I love baseball. That probably goes without saying, given that I devote far too much of my time to watching it, thinking about it, and writing dumb articles like this devoted to it. Baseball is both a wonderful game in a vacuum, and a wonderful delivery system for stories that give me hope and warm fuzzies in a world and a country that are so often disappointments.
Think about Alex Wimmers, who debuted last Friday after seven years in the minors. Or Rick Ankiel, who became a successful slugging outfielder after two of the most horrific performances in baseball history and a series of injuries left him unable to pitch. Think about Josh Hamilton and Matt Bush, who struggled with substance abuse problems, and have been on the verge of never playing again, but who have fought back (sometimes unsuccessfully) and reclaimed at least some of their promise.
That’s built into a game where you fail at least seven times out of ten at the plate and where you have 162 chances a year to redeem yourself. At the risk of sounding Pollyanna-ish, it’s heartwarming to see people come back from the brink. To watch them turn away from the abyss.
Yesterday, however, we saw the opposite of that. As you undoubtedly heard, if you have a television or a computer or a radio or a handy water cooler, Tim Tebow put on a showcase for 28 major league teams yesterday, some of whom may actually be thinking of signing the former Heisman Trophy winner and NFL quarterback.
Not that the results were good, mind you. Tebow had power and wheels, but also showed difficulty making contact during batting practice, and scouts reported that he took strange routs in center field and had lackluster arm strength. In short, he looked like what he is: a fantastic athlete, but one who is 29 years old and whose baseball skills are unbelievably raw.
Now, Tim Tebow probably knows this. If he doesn’t, he’s an idiot who doesn’t have nearly enough respect for the sport he wants to play. It takes a lifetime to get good at hitting a baseball, and not every exceptional athlete is cut out to roam around the outfield (Oh hai, Miguel Sano!). Tim Tebow, on the other hand, wanted a shortcut through that process. Trading on his name and his fame, Tebow leveraged his brand to get 28 teams to come to his workout, not to mention several high profile sports reporters with far better things to do. He got the press he wanted. And he signed a sparkling new endorsement contract with Adidas.

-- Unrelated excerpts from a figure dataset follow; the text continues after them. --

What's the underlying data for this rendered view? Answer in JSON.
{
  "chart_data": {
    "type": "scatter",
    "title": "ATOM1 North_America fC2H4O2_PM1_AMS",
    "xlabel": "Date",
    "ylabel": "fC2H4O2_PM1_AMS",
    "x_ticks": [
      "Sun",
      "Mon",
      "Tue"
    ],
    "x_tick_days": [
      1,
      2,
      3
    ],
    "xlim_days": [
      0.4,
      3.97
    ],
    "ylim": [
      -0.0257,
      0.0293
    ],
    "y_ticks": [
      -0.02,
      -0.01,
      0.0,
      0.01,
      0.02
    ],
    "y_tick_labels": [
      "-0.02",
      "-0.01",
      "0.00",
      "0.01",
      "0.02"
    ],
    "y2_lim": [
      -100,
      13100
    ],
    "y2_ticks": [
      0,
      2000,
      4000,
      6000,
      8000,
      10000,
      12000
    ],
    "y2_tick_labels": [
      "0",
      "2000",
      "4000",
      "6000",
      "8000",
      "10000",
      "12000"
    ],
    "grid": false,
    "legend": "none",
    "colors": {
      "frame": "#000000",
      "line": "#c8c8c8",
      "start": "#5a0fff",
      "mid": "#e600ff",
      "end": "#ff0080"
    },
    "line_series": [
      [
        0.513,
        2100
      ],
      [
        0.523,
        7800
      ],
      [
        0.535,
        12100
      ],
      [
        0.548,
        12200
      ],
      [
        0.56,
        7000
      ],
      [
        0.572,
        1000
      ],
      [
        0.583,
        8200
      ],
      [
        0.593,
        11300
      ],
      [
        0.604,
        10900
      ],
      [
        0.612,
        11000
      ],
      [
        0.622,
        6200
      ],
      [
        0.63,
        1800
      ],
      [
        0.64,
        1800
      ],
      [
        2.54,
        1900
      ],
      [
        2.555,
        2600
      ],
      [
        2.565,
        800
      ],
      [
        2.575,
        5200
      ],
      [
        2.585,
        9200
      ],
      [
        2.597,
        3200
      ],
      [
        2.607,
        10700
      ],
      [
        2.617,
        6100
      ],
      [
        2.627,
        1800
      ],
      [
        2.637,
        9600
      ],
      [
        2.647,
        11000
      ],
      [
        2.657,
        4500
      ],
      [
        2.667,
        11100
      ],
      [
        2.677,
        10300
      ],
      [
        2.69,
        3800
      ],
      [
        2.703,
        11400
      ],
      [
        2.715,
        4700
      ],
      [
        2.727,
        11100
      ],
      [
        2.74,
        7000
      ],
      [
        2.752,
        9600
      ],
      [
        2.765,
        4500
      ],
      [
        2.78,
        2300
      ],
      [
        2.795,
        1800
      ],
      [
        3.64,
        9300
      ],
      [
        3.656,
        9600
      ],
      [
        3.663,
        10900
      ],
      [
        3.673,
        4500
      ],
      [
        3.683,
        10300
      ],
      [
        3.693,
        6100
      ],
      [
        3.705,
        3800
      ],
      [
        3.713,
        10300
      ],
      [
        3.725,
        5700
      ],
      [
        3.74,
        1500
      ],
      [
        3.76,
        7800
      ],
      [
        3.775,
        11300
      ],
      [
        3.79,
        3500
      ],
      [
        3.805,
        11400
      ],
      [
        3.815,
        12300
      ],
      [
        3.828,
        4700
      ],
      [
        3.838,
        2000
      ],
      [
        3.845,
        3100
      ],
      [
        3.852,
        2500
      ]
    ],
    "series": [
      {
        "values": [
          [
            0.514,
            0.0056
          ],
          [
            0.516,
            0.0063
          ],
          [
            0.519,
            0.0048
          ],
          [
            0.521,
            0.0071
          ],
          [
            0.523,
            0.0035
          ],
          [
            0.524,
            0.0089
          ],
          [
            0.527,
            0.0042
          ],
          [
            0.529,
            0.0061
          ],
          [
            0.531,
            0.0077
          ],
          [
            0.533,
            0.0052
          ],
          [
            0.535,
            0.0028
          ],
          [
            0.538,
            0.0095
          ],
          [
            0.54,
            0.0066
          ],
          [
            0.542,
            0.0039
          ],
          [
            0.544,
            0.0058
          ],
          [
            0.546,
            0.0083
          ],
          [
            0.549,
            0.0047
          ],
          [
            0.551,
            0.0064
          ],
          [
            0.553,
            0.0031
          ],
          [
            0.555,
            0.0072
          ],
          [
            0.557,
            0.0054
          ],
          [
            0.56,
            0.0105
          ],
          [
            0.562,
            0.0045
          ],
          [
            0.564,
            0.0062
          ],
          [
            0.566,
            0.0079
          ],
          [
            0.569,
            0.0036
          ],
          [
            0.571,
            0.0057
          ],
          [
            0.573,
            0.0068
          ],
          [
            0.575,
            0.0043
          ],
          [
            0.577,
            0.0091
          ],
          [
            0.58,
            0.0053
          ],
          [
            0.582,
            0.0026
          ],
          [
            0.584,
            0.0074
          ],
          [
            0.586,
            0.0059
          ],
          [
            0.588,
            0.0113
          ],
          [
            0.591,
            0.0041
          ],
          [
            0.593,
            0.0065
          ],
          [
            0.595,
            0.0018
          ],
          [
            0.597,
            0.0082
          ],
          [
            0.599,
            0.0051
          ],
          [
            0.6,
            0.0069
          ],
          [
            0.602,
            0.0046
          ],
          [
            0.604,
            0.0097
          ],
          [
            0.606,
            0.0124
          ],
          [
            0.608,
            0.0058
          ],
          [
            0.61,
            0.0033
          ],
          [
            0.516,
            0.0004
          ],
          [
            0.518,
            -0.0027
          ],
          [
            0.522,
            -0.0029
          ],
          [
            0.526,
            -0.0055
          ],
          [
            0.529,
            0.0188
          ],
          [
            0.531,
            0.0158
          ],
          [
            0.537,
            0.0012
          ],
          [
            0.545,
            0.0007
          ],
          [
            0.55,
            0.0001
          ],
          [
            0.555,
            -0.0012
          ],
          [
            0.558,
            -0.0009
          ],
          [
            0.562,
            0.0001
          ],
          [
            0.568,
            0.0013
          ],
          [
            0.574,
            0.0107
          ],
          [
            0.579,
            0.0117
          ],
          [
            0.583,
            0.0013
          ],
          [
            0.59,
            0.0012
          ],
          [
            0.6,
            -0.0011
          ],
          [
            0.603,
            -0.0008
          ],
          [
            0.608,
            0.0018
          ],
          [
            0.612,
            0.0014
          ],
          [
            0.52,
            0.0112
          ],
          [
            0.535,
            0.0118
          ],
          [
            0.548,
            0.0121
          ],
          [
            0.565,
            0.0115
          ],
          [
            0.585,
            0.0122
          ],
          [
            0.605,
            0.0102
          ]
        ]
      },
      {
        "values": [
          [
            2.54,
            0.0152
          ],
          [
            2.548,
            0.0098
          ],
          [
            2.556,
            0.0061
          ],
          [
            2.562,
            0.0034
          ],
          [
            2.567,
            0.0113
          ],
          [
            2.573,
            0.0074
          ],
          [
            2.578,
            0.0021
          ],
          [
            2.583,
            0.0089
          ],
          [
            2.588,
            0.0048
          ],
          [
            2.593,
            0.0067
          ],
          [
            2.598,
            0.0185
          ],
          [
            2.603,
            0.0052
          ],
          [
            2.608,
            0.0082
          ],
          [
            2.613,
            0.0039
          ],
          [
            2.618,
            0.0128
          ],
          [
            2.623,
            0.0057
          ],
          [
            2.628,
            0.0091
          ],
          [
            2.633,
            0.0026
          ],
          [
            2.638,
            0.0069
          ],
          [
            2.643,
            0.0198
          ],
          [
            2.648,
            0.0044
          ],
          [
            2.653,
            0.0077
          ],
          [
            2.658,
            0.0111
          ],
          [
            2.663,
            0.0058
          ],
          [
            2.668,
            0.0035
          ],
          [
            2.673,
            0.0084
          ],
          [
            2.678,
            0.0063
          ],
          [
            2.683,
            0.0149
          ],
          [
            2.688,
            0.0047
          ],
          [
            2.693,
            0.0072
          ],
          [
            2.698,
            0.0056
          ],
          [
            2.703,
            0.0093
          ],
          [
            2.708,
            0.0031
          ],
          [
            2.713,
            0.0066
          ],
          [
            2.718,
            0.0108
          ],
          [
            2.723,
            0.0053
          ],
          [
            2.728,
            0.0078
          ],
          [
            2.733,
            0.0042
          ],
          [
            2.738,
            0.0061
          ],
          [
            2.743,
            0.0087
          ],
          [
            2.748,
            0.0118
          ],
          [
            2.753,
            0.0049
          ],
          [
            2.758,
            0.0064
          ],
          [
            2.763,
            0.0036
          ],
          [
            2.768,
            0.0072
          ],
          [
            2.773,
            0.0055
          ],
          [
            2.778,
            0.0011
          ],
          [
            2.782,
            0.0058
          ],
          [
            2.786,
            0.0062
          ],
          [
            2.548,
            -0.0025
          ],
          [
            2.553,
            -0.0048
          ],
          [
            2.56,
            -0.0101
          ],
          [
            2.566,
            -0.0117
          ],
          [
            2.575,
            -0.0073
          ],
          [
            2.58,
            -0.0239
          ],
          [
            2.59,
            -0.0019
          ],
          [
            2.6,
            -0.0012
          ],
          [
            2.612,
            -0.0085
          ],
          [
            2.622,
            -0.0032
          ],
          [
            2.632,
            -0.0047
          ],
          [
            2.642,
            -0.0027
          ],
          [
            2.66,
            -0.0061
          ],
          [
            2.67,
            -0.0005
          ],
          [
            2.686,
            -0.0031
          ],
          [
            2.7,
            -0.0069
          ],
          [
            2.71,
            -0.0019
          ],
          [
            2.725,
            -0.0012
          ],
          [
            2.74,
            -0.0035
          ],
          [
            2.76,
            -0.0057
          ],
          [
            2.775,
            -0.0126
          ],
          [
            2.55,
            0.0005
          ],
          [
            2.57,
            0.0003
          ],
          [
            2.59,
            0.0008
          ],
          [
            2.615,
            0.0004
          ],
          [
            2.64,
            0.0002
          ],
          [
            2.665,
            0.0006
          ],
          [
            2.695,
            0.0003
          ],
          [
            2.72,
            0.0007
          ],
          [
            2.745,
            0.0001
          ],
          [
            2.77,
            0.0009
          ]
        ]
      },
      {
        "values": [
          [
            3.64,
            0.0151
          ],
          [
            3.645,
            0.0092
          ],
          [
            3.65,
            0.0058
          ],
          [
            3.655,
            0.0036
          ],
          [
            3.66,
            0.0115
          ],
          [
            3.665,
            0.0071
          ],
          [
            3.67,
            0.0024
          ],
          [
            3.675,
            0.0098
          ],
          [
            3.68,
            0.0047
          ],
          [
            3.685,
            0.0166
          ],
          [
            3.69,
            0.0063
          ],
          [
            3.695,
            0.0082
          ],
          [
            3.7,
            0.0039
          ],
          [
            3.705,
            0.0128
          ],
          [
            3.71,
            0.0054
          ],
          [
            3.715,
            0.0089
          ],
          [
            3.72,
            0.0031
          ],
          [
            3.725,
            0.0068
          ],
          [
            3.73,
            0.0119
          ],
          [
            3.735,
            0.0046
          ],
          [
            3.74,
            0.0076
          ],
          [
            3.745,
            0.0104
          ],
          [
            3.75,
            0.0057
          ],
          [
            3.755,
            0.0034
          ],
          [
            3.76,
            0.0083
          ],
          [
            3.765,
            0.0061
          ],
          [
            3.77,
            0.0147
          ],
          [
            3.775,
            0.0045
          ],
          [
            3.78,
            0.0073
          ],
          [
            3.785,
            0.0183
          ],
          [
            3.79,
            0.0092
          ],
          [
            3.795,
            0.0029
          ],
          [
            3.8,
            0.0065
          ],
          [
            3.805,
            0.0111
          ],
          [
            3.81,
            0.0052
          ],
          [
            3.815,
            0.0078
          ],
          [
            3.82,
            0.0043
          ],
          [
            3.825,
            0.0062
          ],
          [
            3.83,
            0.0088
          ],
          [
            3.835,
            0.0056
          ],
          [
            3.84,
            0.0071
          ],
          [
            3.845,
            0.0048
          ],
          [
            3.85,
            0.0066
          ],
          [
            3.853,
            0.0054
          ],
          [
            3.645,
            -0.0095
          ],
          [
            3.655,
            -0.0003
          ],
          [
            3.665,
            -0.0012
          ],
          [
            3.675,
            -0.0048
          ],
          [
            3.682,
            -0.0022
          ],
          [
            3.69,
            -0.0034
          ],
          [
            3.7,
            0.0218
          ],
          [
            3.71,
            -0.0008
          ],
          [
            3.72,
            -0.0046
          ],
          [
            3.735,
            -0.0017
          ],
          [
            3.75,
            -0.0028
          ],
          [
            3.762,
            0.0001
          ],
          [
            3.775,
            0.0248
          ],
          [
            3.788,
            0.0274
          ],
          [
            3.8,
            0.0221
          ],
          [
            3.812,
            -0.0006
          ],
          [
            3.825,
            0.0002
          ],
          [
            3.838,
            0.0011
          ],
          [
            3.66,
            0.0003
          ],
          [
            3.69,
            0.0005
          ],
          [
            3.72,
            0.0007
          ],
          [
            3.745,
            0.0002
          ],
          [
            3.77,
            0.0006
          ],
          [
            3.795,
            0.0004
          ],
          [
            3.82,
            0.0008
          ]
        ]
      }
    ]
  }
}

“Serious Baseball People might decry this as a publicity stunt, which it is, but who gives a shit? Tebow got to this level of fame because he’s a compelling human being whose athletic career has been bathed in weirdness wherever he’s gone; how joyless would you have to be to not be at least a little curious what comes next?
It’s a big sports media landscape — there’s plenty of room for Tebow and more serious stories — and baseball is in the dog days of a season that’s played out slowly over months and sometimes feels like it’s played out over centuries. I’m interested just in case Tebow makes good on the minuscule possibility that he can actually play baseball at a high level. And even if he doesn’t, it’s fun to talk about absurd things sometimes. I’m having fun with this, and you should, too.”
Now, I love Baumann; he’s one of my favorite writers and people (don’t you ever tell him that, damn you). But that’s bullshit.
Tebow’s story is cynical as Hell, as are the breathless clickbait articles you are reading around the Internet today (including this piece). Tebow has roped us all in to his idiot circus, where we now have to spend a few of the precious moments given to us on this beautiful earth by our Creator to ponder the possibility of this snake-oil salesman…this attention-starved Real Housewife of the NFL…this self-promoting trained seal who wants to show us he can do tricks on land too…playing alongside young men who have devoted their lives to this game. What a Goddamned waste of all of our time, our effort, and our rapidly diminishing stores of good will.
This is not a story about a guy who just wants to play ball. This is about someone who is rich and famous desperately trying to stay rich and famous. It’s about getting more endorsements, and more TV announcing gigs, and, hey, maybe a reality show where he bombs around minor league baseball for a while. Tim Tebow wants us to give him the attention and the roster spot and the salary that would normally go to a kid just trying to fulfill the dream he’s had since he was a kid.
Well to Hell with that, and to Hell with Tim Tebow. And to Hell with us, for giving him exactly what he wanted. Again.